Yair to 24 latek, który wygrał pierwszy sezon latynoamerykańskiego TUFa. Jego przygoda z UFC pomimo „świeżego” rekordu 5-1 nie wyglądała imponująco, ale młody Meksykanin z czasem zadziwił cały świat MMA. Wygrał w UFC wszystkie 5 pojedynków i 4 razy zarobił bonusy po 50 tys $ każdy. Ostatnią jego ofiarą był inny weteran amerykańskiej organizacji- BJ Penn, którego „Pantera” znokautował w 2 rundzie.

Yair zmierza na sam szczyt swojej dywizji, ale dopiero dopiero teraz czeka go ciężkie zadanie.

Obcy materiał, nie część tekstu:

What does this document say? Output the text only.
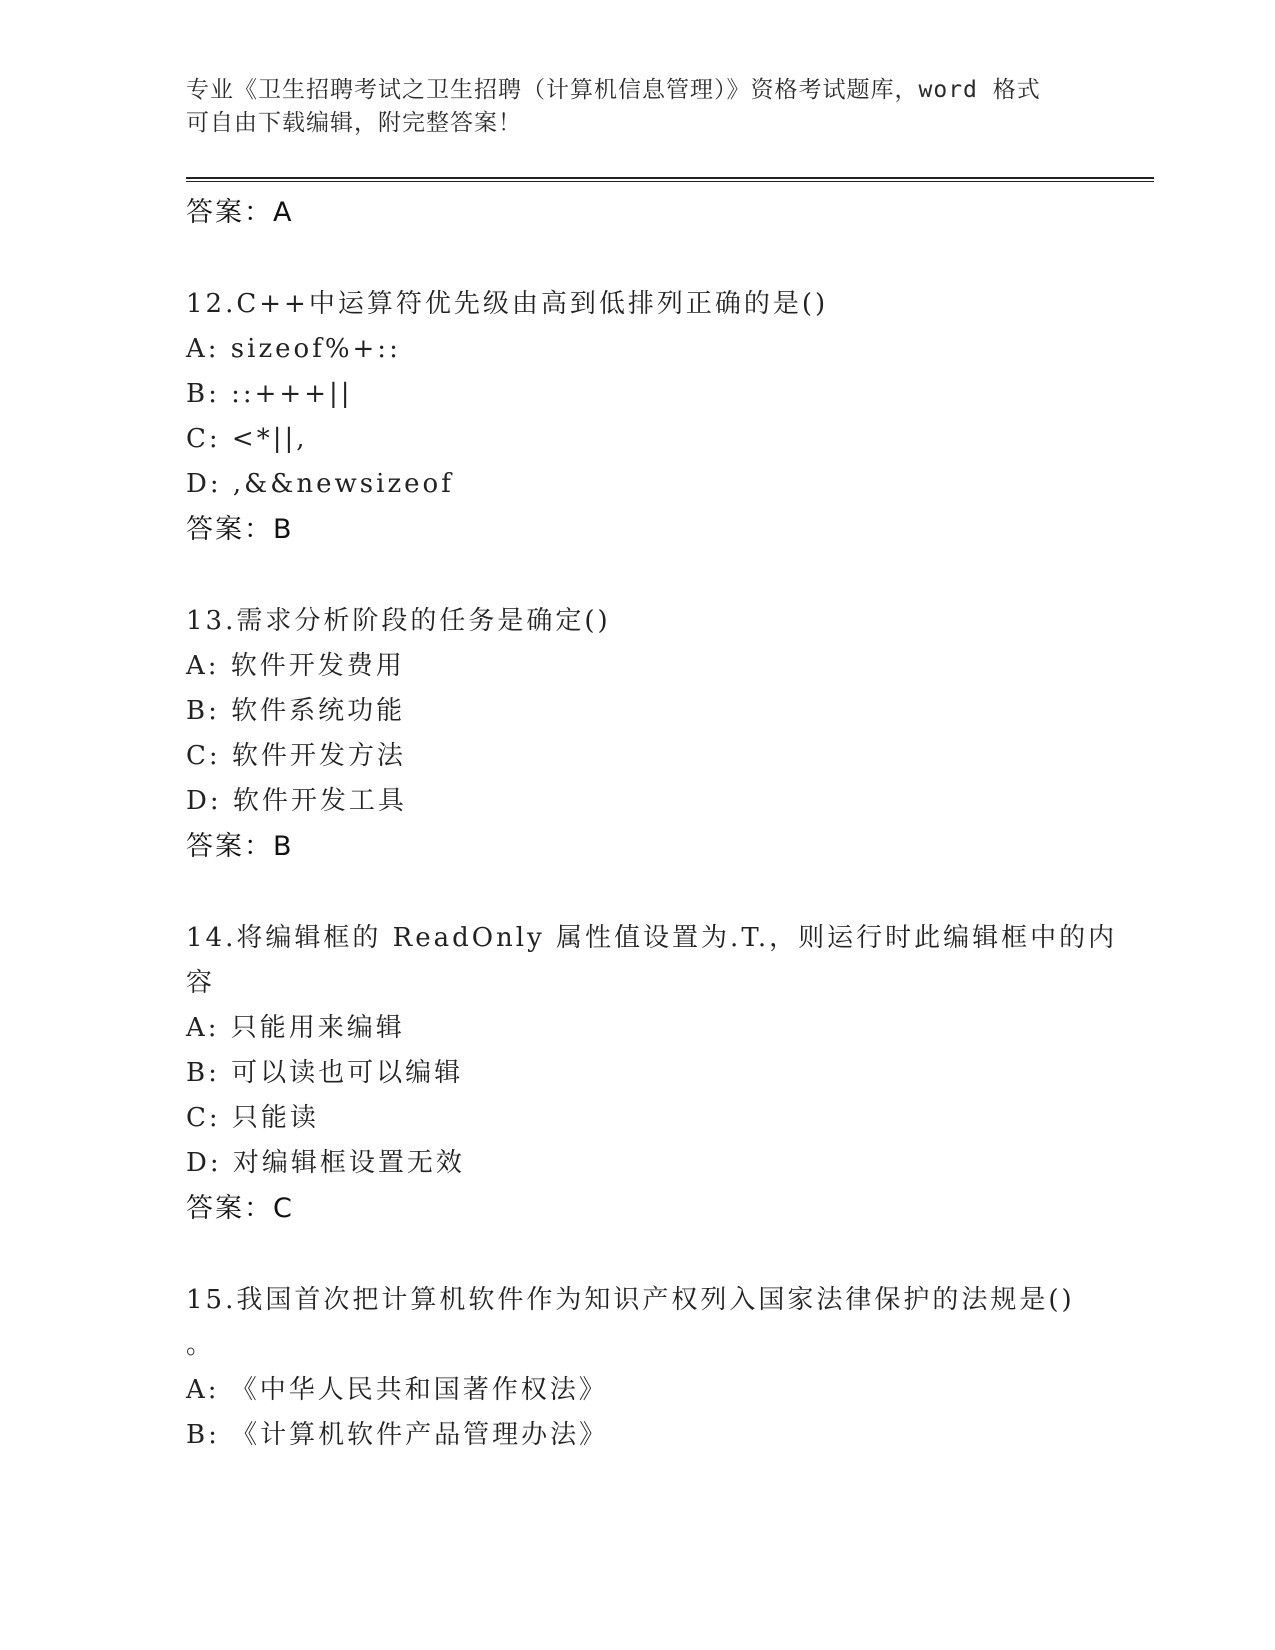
专业《卫生招聘考试之卫生招聘（计算机信息管理）》资格考试题库，word 格式
可自由下载编辑，附完整答案！
答案：A
12.C++中运算符优先级由高到低排列正确的是()
A: sizeof%+::
B: ::+++||
C: <*||,
D: ,&&newsizeof
答案：B
13.需求分析阶段的任务是确定()
A: 软件开发费用
B: 软件系统功能
C: 软件开发方法
D: 软件开发工具
答案：B
14.将编辑框的 ReadOnly 属性值设置为.T.，则运行时此编辑框中的内
容
A: 只能用来编辑
B: 可以读也可以编辑
C: 只能读
D: 对编辑框设置无效
答案：C
15.我国首次把计算机软件作为知识产权列入国家法律保护的法规是()
。
A: 《中华人民共和国著作权法》
B: 《计算机软件产品管理办法》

Czy sprosta byłemu mistrzowi? Przekonamy się o tym już w najbliższy weekend po gai UFC 211.

 

7. Pedro Munhoz vs. Damian Stasiak na UFC Fight Night 109 (35 pkt.)

Na kolejnym miejscu znalazł się kolejny z Naszych reprezentantów- Damian Stasiak. Rywalem Polaka będzie Brazylijczyk zajmujący w rankingu kategorii koguciej 12 pozycję.

Pedro Munhoz to czarny pas BJJ i były mistrz RFA w kategorii koguciej. Do UFC trafił w 2014 roku, ale w debiucie na gali UFC 170 musiał uznać wyższość Rafaela Assuncao. Ogólnie jego rekord w organizacji wynosi 4-2, z czego wszystkie wygrane walki kończył przed czasem. Brazylijczyk posiada serię 2 zwycięstw.

Damian Stasiak jest utytułowanym karateką, ale paradoksalnie w MMA preferuje walkę w parterze. Dla UFC zadebiutował podczas historycznej gali UFC w Polsce, ale niestety lepszy na kartach sędziowskich okazał się wówczas Yaotzin Meza. W kolejnym występnie Damian nie pozwolił decydować sędziom o wyniku, i sam rozstrzygnął tę walkę przez poddanie Filipa Pejica w 1 rundzie na gali w Chorwacji. W październiku na UFC 204 dołożył do rekordu kolejną wygraną poddając Davy’ego Granta w 3 rundzie.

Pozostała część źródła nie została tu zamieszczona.